Proszę sprobowac tego co ja.
A co to takiegoż?
Zacznij zarabiać 100tys na rok.
Kliknij tutaj aby wyświetlić wpis
100 tys na rok to minimum aby godnie funkcjonowac jako rodzina (przyzwoity samochód w leasingu, kredyt mieszkaniowy, kupic sobie coś do domu raz na jakiś czas, popłacić rachunki, telefony, ubezpieczenia etc., samo przedszkole dla 1 dziecka to min. 600 zl/m-c.) i ja tu nie mówię o żadnych szaleństwach typu wakacje za 10.000 2 razy do roku.

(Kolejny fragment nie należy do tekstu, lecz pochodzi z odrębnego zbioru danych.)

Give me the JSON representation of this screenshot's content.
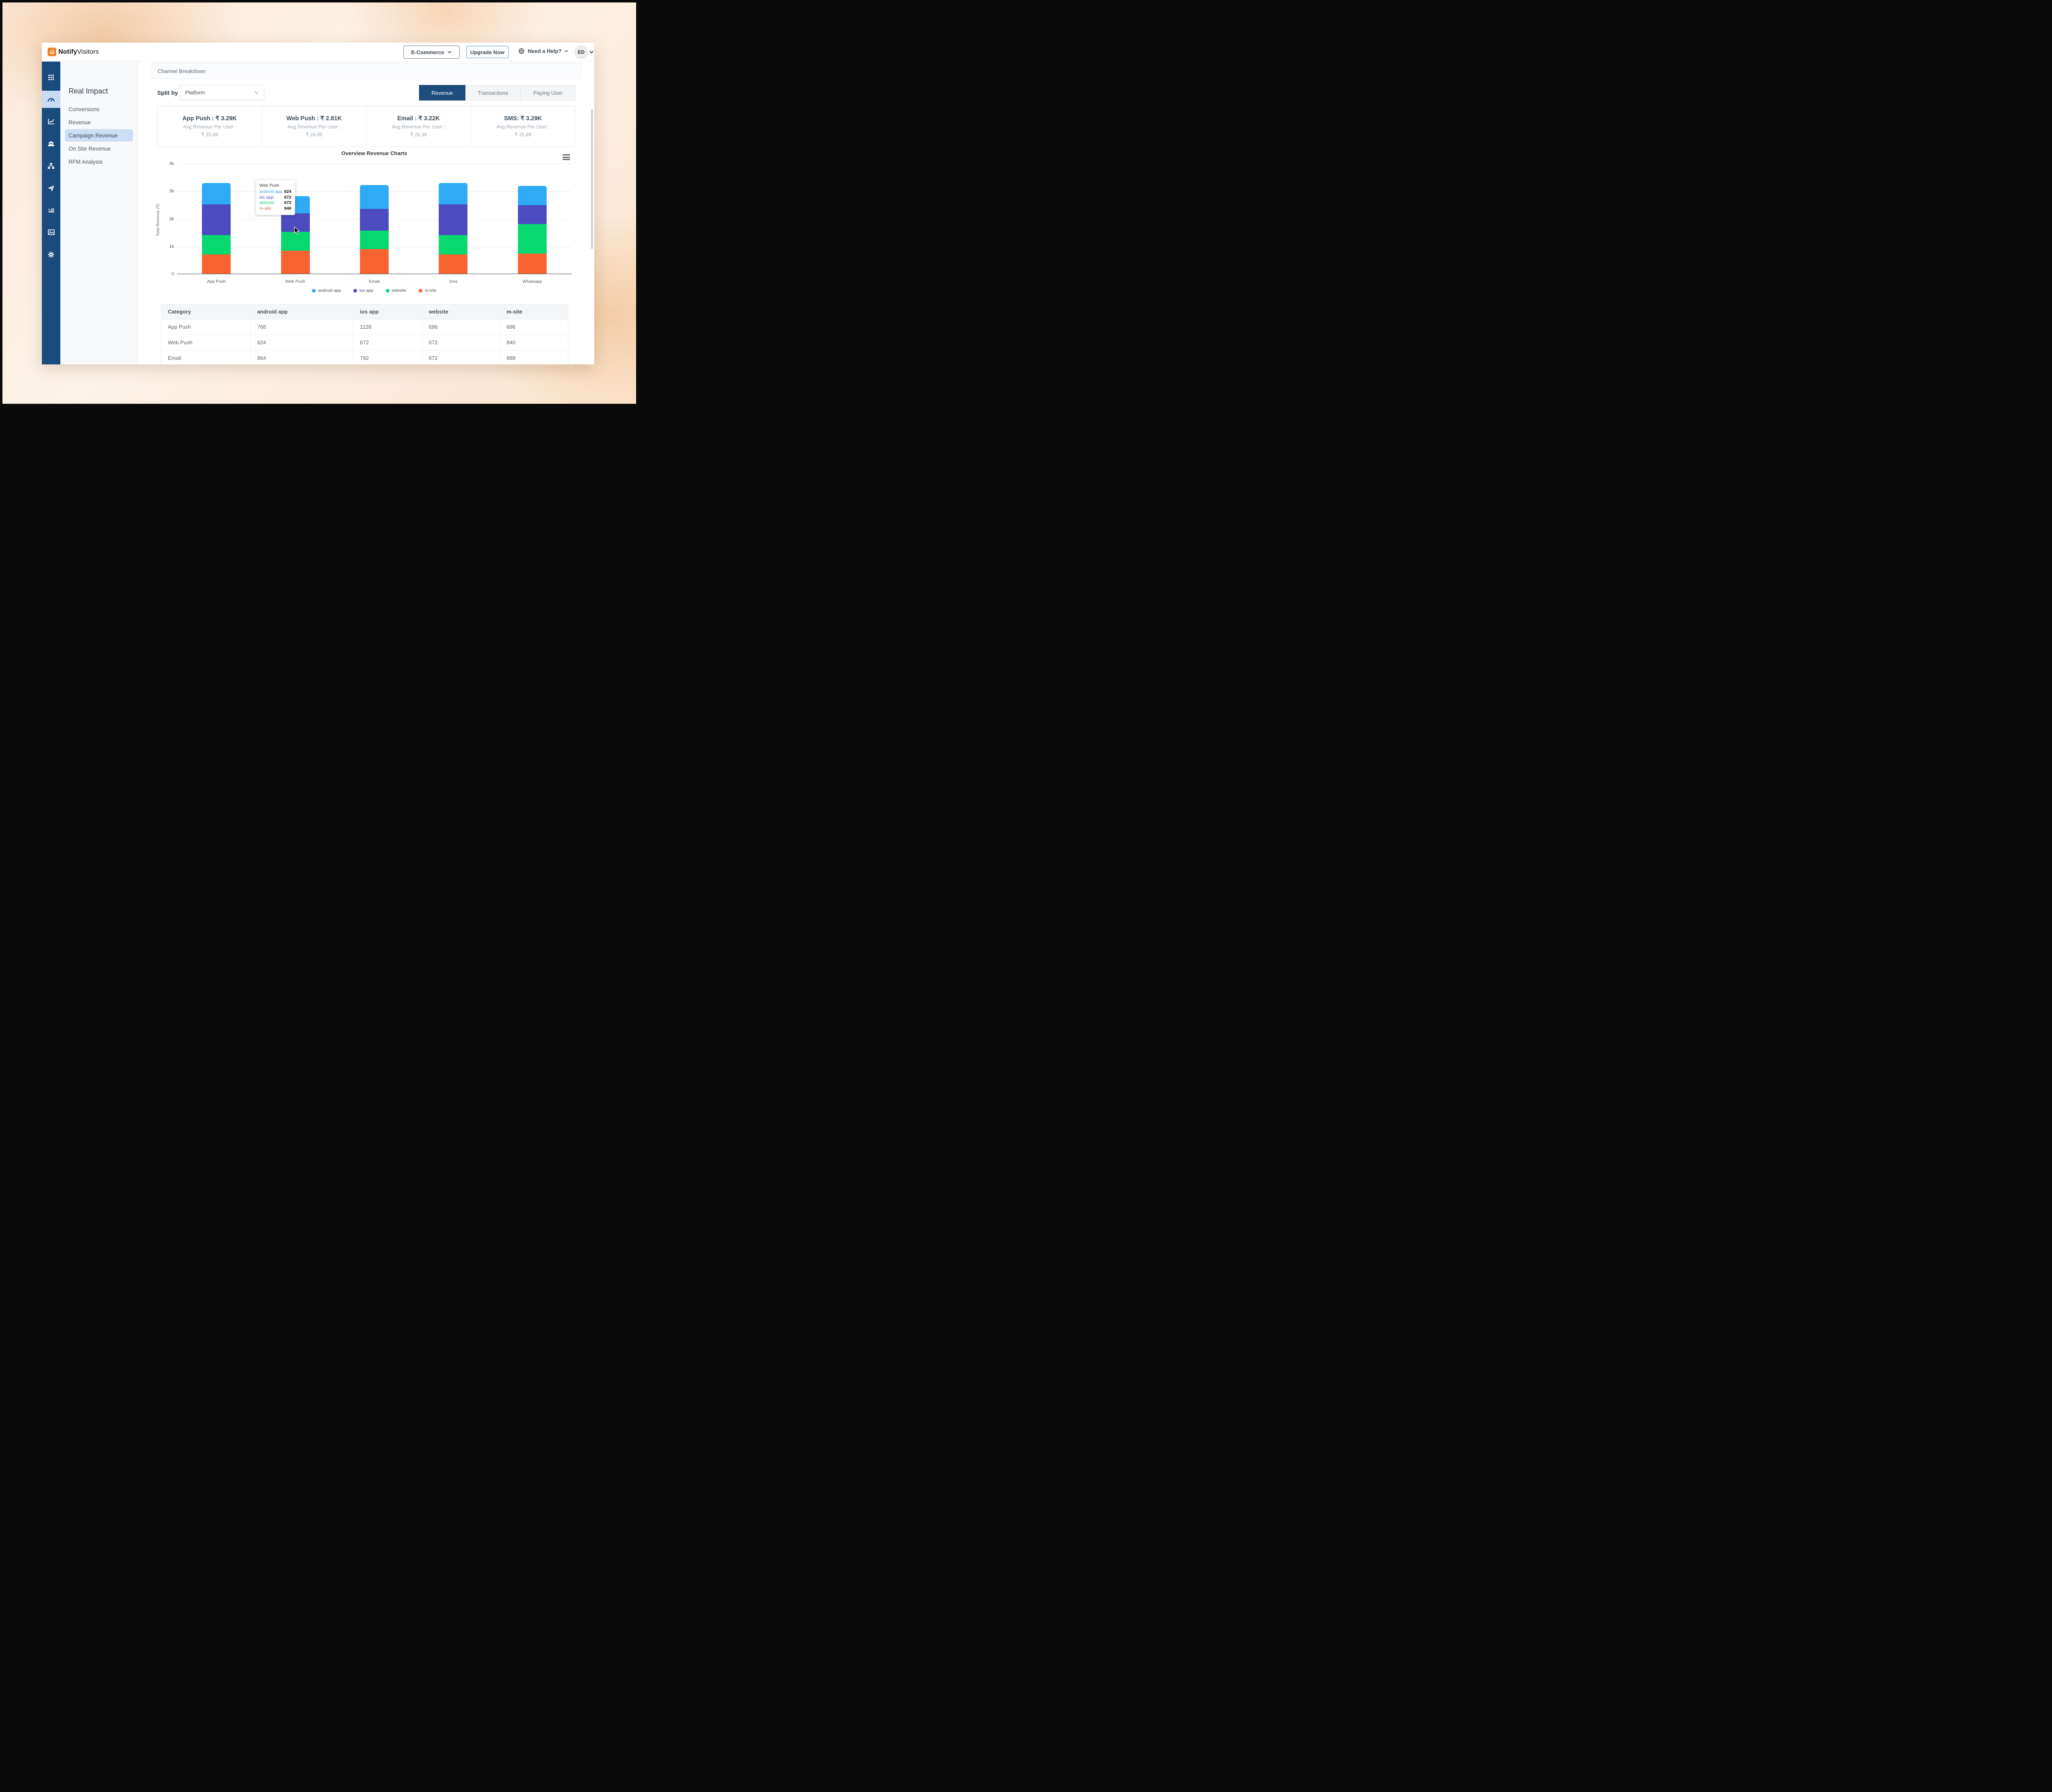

100 tys na rok to minimum aby godnie funkcjonowac jako rodzina (przyzwoity samochód w leasingu, kredyt mieszkaniowy, kupic sobie coś do domu raz na jakiś czas, popłacić rachunki, telefony, ubezpieczenia etc., samo przedszkole dla 1 dziecka to min. 600 zl/m-c.) i ja tu nie mówię o żadnych szaleństwach typu wakacje za 10.000 2 razy do roku.
100 tys rocznie? to jakieś 8-9 tys miesięcznie. Kto tyle dostaje? DZa dużo mniejszą kwotę można normalnie funkcjonować. Zejdź na ziemie ćwoku.
Zakładam, że mówisz o 100 000 zł netto na rok, to żeś kurwa przesadził z tym minimum... 8 tys zł miesięcznie minimum? Za granicą nawet tyle nie dostaniesz, 1500 euro najwyżej, więc nie pierdol głupot.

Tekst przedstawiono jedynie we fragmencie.